Miller was physically and sexually abused as a child and living as a drifter in the early 1980s when a Tennessee pastor gave him shelter in exchange for sex.
Miller was on death row for 36 years
Described by a psychologist as a man consumed with rage, Miller exploded on May 20, 1981 while on a date with 23-year-old Lee Standifer.
Miller was convicted of beating and stabbing Standifer to death and leaving the body in a wooded area near the pastor's home.
Miller was sentenced to death in 1982 and again in 1987 after the state supreme court ordered another trial. Over the years, Miller filed other appeals, but they were all rejected.
Miller won some time after capital punishment in Tennessee was suspended because of controversy over the chemicals used in lethal injections.
But the state recently resumed executions and had put two men to death this year before him.

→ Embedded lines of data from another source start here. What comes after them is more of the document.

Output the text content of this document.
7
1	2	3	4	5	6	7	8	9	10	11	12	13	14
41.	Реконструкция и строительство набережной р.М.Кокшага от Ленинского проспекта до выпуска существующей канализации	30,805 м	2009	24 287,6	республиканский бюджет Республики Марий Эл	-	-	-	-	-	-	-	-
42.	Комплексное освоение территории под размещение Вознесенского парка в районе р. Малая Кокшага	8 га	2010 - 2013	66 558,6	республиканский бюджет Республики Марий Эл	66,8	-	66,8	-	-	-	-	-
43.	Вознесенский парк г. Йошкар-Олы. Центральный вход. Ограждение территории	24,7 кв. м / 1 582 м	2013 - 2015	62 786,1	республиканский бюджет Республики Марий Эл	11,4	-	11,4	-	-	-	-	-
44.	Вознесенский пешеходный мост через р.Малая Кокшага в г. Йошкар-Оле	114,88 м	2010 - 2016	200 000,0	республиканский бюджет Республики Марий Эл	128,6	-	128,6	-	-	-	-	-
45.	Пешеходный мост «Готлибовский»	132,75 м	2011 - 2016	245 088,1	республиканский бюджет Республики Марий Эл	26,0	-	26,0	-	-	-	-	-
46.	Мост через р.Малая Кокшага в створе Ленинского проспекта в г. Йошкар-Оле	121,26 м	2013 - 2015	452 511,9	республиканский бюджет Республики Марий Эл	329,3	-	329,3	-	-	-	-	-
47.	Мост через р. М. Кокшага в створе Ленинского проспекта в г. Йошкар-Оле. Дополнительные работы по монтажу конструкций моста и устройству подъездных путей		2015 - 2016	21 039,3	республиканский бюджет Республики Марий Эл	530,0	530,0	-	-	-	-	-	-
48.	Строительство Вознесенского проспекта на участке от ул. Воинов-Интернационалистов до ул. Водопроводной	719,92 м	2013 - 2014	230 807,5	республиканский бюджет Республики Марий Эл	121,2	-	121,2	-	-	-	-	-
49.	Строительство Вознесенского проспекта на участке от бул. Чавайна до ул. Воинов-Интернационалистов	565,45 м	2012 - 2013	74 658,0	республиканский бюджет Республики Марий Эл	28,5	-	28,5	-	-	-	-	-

The US Supreme Court declined to grants a last-minute stay of execution.
His time on death row was close to the 40 years endured by Gary Alvord, who died of natural causes in 2013 in Florida.
Miller's execution was the second use of an electric chair in the US in just over a month
The average span between sentencing and execution is 15.5 years, according to the Death Penalty Information Center.
The group says these long delays are bad for tax payers and hard on relatives of murder victims and on death row inmates themselves.
Lee Standifer's mother, Helen Standifer, told the newspaper The Tennessean that she would not be on hand to watch Miller die.
"It's taken so long, and I just want it to be finished," she said.